Detroit Tigers general manager Al Avila struck two trades at this season’s deadline. First, he flipped outfielder Leonys Martin to the AL central rival Cleveland Indians in exchange for infield prospect Willi Castro. Then, Avila waited until a few days into August to send right-hander Mike Fiers to the Oakland A’s in exchange for two players to be named later.
The first PTBNL was announced shortly after: right-handed reliever Nolan Blackwood ended up tossing eight innings for Double-A Erie after coming over from Oakland’s Double-A affiliate.
Now, the team has announced that the second PTBNL is right-hander Logan Shore, completing the deal. So let’s analyze.
Blackwood we wrote at length about, but the summary is that he is a right-handed sidearm reliever with uncharacteristically high velocity but fringey off speed offerings, likely limiting him to middle relief.
Shore, 23, was a second-round pick in 2016. He was the Friday night starter at Florida for three years on a roster that included Brady Singer, Alex Faedo, A.J. Puk and Jackson Kowar. So there’s no shortage of pedigree here.

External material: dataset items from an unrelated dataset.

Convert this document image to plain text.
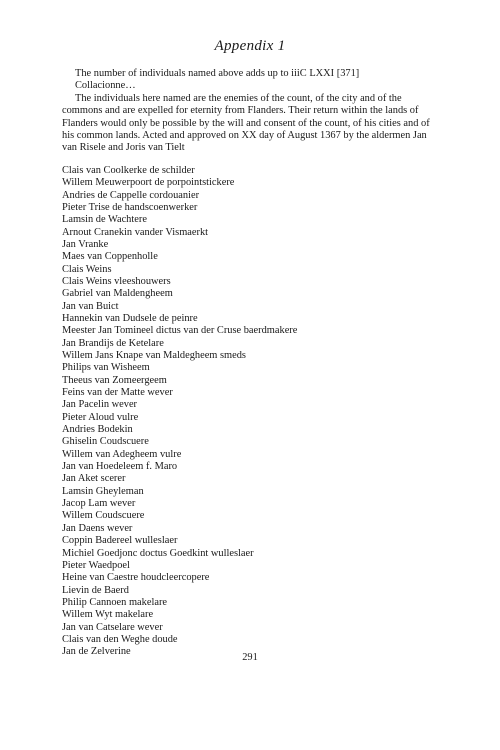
Appendix 1

The number of individuals named above adds up to iiiC LXXI [371]

Collacionne…

The individuals here named are the enemies of the count, of the city and of the commons and are expelled for eternity from Flanders. Their return within the lands of Flanders would only be possible by the will and consent of the count, of his cities and of his common lands. Acted and approved on XX day of August 1367 by the aldermen Jan van Risele and Joris van Tielt

Clais van Coolkerke de schilder
Willem Meuwerpoort de porpointstickere
Andries de Cappelle cordouanier
Pieter Trise de handscoenwerker
Lamsin de Wachtere
Arnout Cranekin vander Vismaerkt
Jan Vranke
Maes van Coppenholle
Clais Weins
Clais Weins vleeshouwers
Gabriel van Maldengheem
Jan van Buict
Hannekin van Dudsele de peinre
Meester Jan Tomineel dictus van der Cruse baerdmakere
Jan Brandijs de Ketelare
Willem Jans Knape van Maldegheem smeds
Philips van Wisheem
Theeus van Zomeergeem
Feins van der Matte wever
Jan Pacelin wever
Pieter Aloud vulre
Andries Bodekin
Ghiselin Coudscuere
Willem van Adegheem vulre
Jan van Hoedeleem f. Maro
Jan Aket scerer
Lamsin Gheyleman
Jacop Lam wever
Willem Coudscuere
Jan Daens wever
Coppin Badereel wulleslaer
Michiel Goedjonc doctus Goedkint wulleslaer
Pieter Waedpoel
Heine van Caestre houdcleercopere
Lievin de Baerd
Philip Cannoen makelare
Willem Wyt makelare
Jan van Catselare wever
Clais van den Weghe doude
Jan de Zelverine
291
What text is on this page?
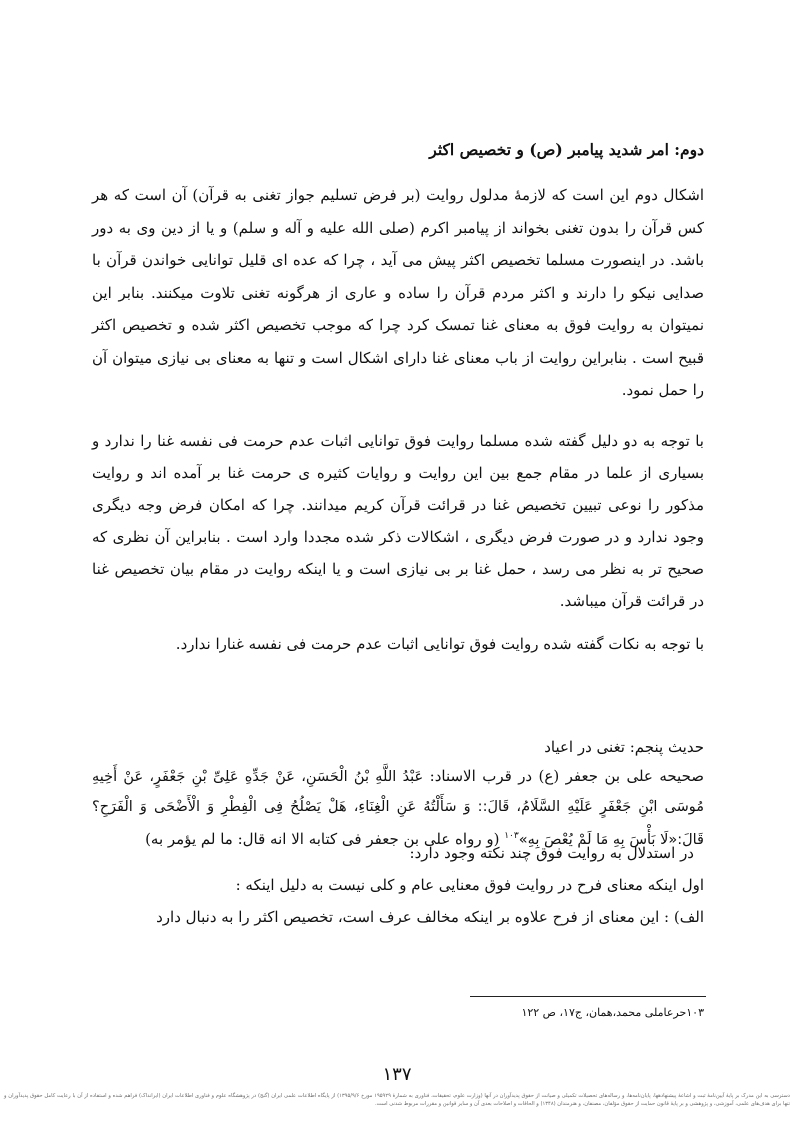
دوم: امر شدید پیامبر (ص) و تخصیص اکثر

اشکال دوم این است که لازمهٔ مدلول روایت (بر فرض تسلیم جواز تغنی به قرآن) آن است که هر کس قرآن را بدون تغنی بخواند از پیامبر اکرم (صلی الله علیه و آله و سلم) و یا از دین وی به دور باشد. در اینصورت مسلما تخصیص اکثر پیش می آید ، چرا که عده ای قلیل توانایی خواندن قرآن با صدایی نیکو را دارند و اکثر مردم قرآن را ساده و عاری از هرگونه تغنی تلاوت میکنند. بنابر این نمیتوان به روایت فوق به معنای غنا تمسک کرد چرا که موجب تخصیص اکثر شده و تخصیص اکثر قبیح است . بنابراین روایت از باب معنای غنا دارای اشکال است و تنها به معنای بی نیازی میتوان آن را حمل نمود.

با توجه به دو دلیل گفته شده مسلما روایت فوق توانایی اثبات عدم حرمت فی نفسه غنا را ندارد و بسیاری از علما در مقام جمع بین این روایت و روایات کثیره ی حرمت غنا بر آمده اند و روایت مذکور را نوعی تبیین تخصیص غنا در قرائت قرآن کریم میدانند. چرا که امکان فرض وجه دیگری وجود ندارد و در صورت فرض دیگری ، اشکالات ذکر شده مجددا وارد است . بنابراین آن نظری که صحیح تر به نظر می رسد ، حمل غنا بر بی نیازی است و یا اینکه روایت در مقام بیان تخصیص غنا در قرائت قرآن میباشد.

با توجه به نکات گفته شده روایت فوق توانایی اثبات عدم حرمت فی نفسه غنارا ندارد.

حدیث پنجم: تغنی در اعیاد
صحیحه علی بن جعفر (ع) در قرب الاسناد: عَبْدُ اللَّهِ بْنُ الْحَسَنِ، عَنْ جَدِّهِ عَلِیِّ بْنِ جَعْفَرٍ، عَنْ أَخِیهِ مُوسَی ابْنِ جَعْفَرٍ عَلَیْهِ السَّلَامُ، قَالَ:: وَ سَأَلْتُهُ عَنِ الْغِنَاءِ، هَلْ یَصْلُحُ فِی الْفِطْرِ وَ الْأَضْحَی وَ الْفَرَحِ؟ قَالَ:«لَا بَأْسَ بِهِ مَا لَمْ یُعْصَ بِهِ»$^{۱۰۳}$ (و رواه علی بن جعفر فی کتابه الا انه قال: ما لم یؤمر به)
در استدلال به روایت فوق چند نکته وجود دارد:
اول اینکه معنای فرح در روایت فوق معنایی عام و کلی نیست به دلیل اینکه :
الف) : این معنای از فرح علاوه بر اینکه مخالف عرف است، تخصیص اکثر را به دنبال دارد
۱۰۳حرعاملی محمد،همان، ج۱۷، ص ۱۲۲
۱۳۷
دسترسی به این مدرک بر پایهٔ آیین‌نامهٔ ثبت و اشاعهٔ پیشنهادهها، پایان‌نامه‌ها، و رساله‌های تحصیلات تکمیلی و صیانت از حقوق پدیدآوران در آنها (وزارت علوم، تحقیقات، فناوری به شمارهٔ ۱۹۵۹۲۹ مورخ ۱۳۹۵/۹/۶) از پایگاه اطلاعات علمی ایران (گنج) در پژوهشگاه علوم و فناوری اطلاعات ایران (ایرانداک) فراهم شده و استفاده از آن با رعایت کامل حقوق پدیدآوران و تنها برای هدف‌های علمی، آموزشی، و پژوهشی و بر پایهٔ قانون حمایت از حقوق مؤلفان، مصنفان، و هنرمندان (۱۳۴۸) و الحاقات و اصلاحات بعدی آن و سایر قوانین و مقررات مربوط شدنی است.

Shore slotted in as Detroit’s No. 17 ranked prospect according to MLB Pipeline, placing him between Kody Clemens and Jake Robson. His professional career has featured a lot of time spent on the disabled list, which is likely why he was available as a September PTBNL despite his relatively high prospect status.
When Shore isn’t battling shoulder injuries, he has a solid three-pitch mix. Scouts are particularly high on his 60-grade changeup, which will likely be the key to his future big league success. He is a prospect with a higher floor than ceiling, meaning he is likely capped as a mid-rotation starter but has the arsenal and the pedigree to make it to the big leagues regardless.
Some believe that Shore is destined to be a future bullpen piece, even drawing comparisons to Ryan Madson.
Obviously the Tigers will attempt to keep him as a starter, but if he ends up needing to transition his fastball and change will play up nicely, and could even make him a late inning stud (a la Madson).
At worst, the Detroit Tigers have two middle relievers on hand in exchange for Fiers. At best, they got themselves a quality No. 3 starter and a solid seventh inning reliever. Either way, it’s not a bad haul for a pitcher who was not going to be a part of Detroit’s future – and who was out-pitching his peripherals by a considerable margin.